E’ stato annunciato ieri, in una cerimonia svoltasi nella rinnovata location di Eataly Smeraldo nel centro di Milano, l’ingresso di Gianni Bugno nella Hall of Fame del Giro d’Italia. Classe 1964, Bugno ha segnato un’epoca del ciclismo italiano grazie alle sue doti da corridore versatile, capace di dire la sua sia nei Grandi Giri che nelle corse di un giorno. Delle sue quattordici stagioni da professionista rimarrà impresso soprattutto il trienno che va dal 1990 al 1992 dove riuscì ad imporsi al Giro d’Italia, con una prova di forza maestosa che lo vide vestire la Maglia Rosa dal primo all’ultimo giorno, e in due edizioni dei Campionati del Mondo.
Il riconoscimento è a nostro avviso arrivato anche troppo tardi rispetto ad altri che l’hanno preceduto, soprattutto perché il Giro d’Italia deve un grande tributo a questo corridore che ha rappresentato una singolarità nel mondo del ciclismo. Il tributo di una manifestazione che attorno agli anni novanta ha mantenuto intatta la sua popolarità proprio grazie all’Amleto della bicicletta, tanto introverso e timido quanto talentuoso e capace, unico italiano di allora, di tenere testa al grande Indurain.
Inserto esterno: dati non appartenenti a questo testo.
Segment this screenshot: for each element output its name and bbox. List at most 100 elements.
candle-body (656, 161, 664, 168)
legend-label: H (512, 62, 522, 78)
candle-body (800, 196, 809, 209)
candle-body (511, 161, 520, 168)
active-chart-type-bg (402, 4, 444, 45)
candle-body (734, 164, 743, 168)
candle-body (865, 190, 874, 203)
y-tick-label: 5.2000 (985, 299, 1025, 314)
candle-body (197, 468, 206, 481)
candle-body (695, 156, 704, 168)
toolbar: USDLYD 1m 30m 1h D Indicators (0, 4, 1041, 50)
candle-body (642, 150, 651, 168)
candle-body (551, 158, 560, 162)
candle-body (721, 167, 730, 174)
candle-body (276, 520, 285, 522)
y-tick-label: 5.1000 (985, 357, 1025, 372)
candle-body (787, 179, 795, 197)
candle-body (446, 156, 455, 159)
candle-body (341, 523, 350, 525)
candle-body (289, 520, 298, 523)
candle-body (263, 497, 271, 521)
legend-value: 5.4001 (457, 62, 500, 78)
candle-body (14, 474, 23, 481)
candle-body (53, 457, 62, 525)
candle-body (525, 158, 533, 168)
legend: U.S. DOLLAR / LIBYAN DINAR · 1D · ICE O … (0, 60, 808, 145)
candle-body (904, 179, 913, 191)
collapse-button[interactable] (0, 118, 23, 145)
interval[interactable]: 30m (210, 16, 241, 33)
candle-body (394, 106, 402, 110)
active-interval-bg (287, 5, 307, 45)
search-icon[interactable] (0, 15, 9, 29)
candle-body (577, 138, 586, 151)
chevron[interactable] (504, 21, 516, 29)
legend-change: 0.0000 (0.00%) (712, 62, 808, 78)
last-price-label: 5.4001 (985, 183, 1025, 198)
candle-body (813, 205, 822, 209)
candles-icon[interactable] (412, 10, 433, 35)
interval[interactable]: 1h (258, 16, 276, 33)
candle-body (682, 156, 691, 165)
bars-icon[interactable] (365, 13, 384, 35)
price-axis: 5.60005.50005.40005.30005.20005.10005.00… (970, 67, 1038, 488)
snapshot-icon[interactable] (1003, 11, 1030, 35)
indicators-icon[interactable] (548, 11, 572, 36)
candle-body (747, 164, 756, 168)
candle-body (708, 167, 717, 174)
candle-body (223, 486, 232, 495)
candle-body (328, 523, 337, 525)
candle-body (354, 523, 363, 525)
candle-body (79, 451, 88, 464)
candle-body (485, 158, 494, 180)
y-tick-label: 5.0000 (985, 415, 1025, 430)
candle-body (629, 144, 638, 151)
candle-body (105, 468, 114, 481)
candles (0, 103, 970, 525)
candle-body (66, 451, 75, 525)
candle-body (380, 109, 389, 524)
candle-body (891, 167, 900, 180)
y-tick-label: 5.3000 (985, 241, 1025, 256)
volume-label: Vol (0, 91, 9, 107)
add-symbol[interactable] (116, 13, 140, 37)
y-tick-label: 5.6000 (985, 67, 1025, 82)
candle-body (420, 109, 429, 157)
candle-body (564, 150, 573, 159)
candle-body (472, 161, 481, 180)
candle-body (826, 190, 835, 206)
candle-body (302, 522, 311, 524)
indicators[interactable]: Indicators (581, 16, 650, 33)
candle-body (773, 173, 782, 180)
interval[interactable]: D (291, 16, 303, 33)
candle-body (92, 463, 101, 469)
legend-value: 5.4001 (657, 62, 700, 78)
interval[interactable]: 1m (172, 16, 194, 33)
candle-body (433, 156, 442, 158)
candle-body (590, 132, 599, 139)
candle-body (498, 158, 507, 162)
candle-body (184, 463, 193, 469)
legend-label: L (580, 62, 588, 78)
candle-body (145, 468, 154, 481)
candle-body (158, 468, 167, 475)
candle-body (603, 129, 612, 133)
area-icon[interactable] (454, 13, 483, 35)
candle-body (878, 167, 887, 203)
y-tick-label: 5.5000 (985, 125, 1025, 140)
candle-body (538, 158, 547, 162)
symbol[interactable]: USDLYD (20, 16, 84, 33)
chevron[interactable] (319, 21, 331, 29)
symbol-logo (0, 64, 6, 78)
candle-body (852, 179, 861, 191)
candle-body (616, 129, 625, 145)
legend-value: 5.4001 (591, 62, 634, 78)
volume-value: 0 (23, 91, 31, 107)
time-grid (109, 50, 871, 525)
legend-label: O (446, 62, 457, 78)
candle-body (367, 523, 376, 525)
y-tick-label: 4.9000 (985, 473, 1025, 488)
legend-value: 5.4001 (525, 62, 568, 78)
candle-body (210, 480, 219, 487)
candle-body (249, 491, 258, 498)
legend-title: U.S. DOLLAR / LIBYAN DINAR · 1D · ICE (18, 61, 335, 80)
Bugno diventa il dodicesimo corridore ad entrare nella Hall of Fame del Giro d’Italia e a ricevere il prestigioso Trofeo Senza Fine dopo Eddy Merckx (2012), Felice Gimondi (2013), Stephen Roche (2014), Francesco Moser (2015), Ercole Baldini (2016), Bernard Hinault (2017), Miguel Indurain (2018), Vittorio Adorni (2019), Gianni Motta (2022), Franco Balmamion e Giuseppe Saronni (2023).
Gianni Bugno: “Essere introdotto nella Hall of Fame del Giro d’Italia è una grande soddisfazione perché entro a far parte di una schiera di corridori che hanno fatto la storia del ciclismo. Del Giro che ho vinto ricordo la vittoria nella prima tappa, la cronometro di Bari, la frazione del Passo Pordoi, al termine della quale ho iniziato a realizzare che avrei potuto compiere questa impresa, e la cronoscalata di Sacro Monte di Varese, terza vittoria di tappa in quella Corsa Rosa prima della passerella di Milano. A differenza di Pogacar – che aveva progettato di conquistare la Maglia Rosa il primo giorno e tenerla fino alla fine – per me vestire il simbolo del primato per tutta la corsa non era nei piani iniziali. Grazie al supporto dei miei compagni di squadra siamo riusciti a raggiungere questo traguardo che nessun altro ha eguagliato negli ultimi 34 anni e di questo ne vado fiero. Oggi per me è una giornata speciale e sono davvero emozionato nel vedere il mio nome entrare definitivamente nella storia della corsa che più ho amato”.
GIANNI BUGNO, LA CARRIERA
Costante Girardengo, Alfredo Binda, Eddy Merckx. E poi lui, Gianni Bugno. Unico corridore negli ultimi 50 anni capace di vestire la Maglia Rosa dalla prima all’ultima tappa del Giro d’Italia, un’impresa sfuggita anche a Tadej Pogacar nel suo dominante 2024. Basterebbe questo record a descrivere la grandezza di un campione a tutto tondo, capace sia di lottare fianco a fianco con i migliori scalatori nei Grandi Giri che con gli specialisti delle corse di un giorno. Nelle sue quattordici stagioni da professionista Bugno ha portato a casa anche una Milano-Sanremo, un Giro delle Fiandre e due edizioni consecutive dei Campionati del Mondo, arrivate su due circuiti diametralmente diversi. Assieme a Claudio Chiappucci, con il quale nacque una sana rivalità, fu tra i principali di Miguel Indurain nei Tour de France di inizio anni ’90. Salutò il ciclismo professionistico nel 1998, non prima di chiudere il ciclo di vittorie in tutti e tre i Grandi Giri con una tappa alla Vuelta a España, iniziando successivamente una carriera da pilota di elicotteri che lo ha portato a guidare il mezzo delle riprese RAI per diverse edizioni della Corsa Rosa.